Certificates and keys > SSL authentication

SSL authentication

Activator optionally allows certificates to be used for authenticating the identity of trading partners. Secure Sockets Layer (SSL) protocol authentication provides an added layer of security to trading relationships.

A community can be in the client or the server role when trading with a given partner.

Community in client role – When the community is sending a message to a partner, it acts as the SSL client. This requires the community to have trusted the partner's SSL server certificate.
Community in server role – When the partner is sending a message to the community's embedded SSL server, the community acts as the SSL server. If the embedded SSL server has been configured to require client authentication, the community must have trusted the partner's SSL client certificate.

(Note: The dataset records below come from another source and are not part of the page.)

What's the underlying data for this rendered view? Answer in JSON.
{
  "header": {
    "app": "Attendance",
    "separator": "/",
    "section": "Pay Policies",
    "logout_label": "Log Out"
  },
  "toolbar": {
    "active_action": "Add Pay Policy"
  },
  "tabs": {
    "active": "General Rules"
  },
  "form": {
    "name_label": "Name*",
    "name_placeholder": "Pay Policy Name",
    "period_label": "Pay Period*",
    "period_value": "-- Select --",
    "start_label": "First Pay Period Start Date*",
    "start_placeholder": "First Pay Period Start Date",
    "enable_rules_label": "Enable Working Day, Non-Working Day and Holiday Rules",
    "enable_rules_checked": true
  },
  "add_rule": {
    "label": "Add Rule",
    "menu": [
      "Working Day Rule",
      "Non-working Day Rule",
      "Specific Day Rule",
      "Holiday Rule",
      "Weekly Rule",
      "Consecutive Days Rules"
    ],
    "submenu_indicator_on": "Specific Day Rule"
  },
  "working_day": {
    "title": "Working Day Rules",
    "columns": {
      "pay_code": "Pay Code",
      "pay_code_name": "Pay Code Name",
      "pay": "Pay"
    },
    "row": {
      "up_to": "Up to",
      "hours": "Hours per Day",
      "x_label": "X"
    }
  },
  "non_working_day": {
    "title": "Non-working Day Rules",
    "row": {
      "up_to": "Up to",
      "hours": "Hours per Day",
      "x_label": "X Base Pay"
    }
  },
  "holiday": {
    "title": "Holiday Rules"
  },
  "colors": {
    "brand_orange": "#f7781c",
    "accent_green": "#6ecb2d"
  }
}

At the time of setting up a trading delivery, you specify that "clients must use SSL to connect to this server." You can further specify to "enable host name verification." The first control requires use of SSL protocol during connections. The second optional control makes Activator compare the name of the SSL server to the name in the server's certificate to make sure they are the same.

When setting up a partner trading pickup, you also can specify that "clients must use SSL to connect to this server." Optionally, you also can require "client-side certificate authentication," which means a partner's certificate is used to verify the partner's identity when a connection is made.

These controls are further described in the topics under Add a partner trading delivery and Modify a partner trading delivery.

Note

If you have a partner who uses webMethods, and the webMethods server runs HTTPS and requires client authentication, and you have not selected an SSL client authentication certificate, the connection is closed. The reason is not apparent in Activator. Activator produces a socket closed error message, but does not indicate the SSL handshake failed. To resolve this, select a certificate for SSL authentication in the community.

The following summarizes what happens when a client connects to an SSL server. These steps apply whether the community is connecting to the partner's SSL server (meaning the community is playing the client role) or the partner is connecting to the community's SSL server (meaning the community is playing the server role). Note that the way Activator performs these tasks may not precisely mirror this order. The steps are presented to illustrate the various checks that may occur.

The client establishes a socket connection to the SSL server. This could be an HTTP, FTP or another kind of server.
The server sends the client its SSL server certificate. This is a required step in the SSL handshaking sequence.
The client checks whether it trusts the server's certificate.
If the client trusts the server's certificate, the connection is maintained. Otherwise, the client drops the connection if it does not trust the server's certificate.

This is the end of the authentication process, unless the server is configured to require client authentication. If client authentication is called for, the following additional steps are performed.

The server explicitly asks the client to send its SSL client certificate.
The client sends the server its SSL client certificate.
The server checks whether it trusts the client's certificate.
If the server trusts the client's certificate, the authentication process is completed (unless host name verification is required as noted in the next step). Otherwise, the server drops the connection if it does not trust the client's certificate.
If host name verification also is called for, the client takes the additional step of comparing the name of the SSL server to the name in the server's certificate. If the names are not the same, the client drops the connection.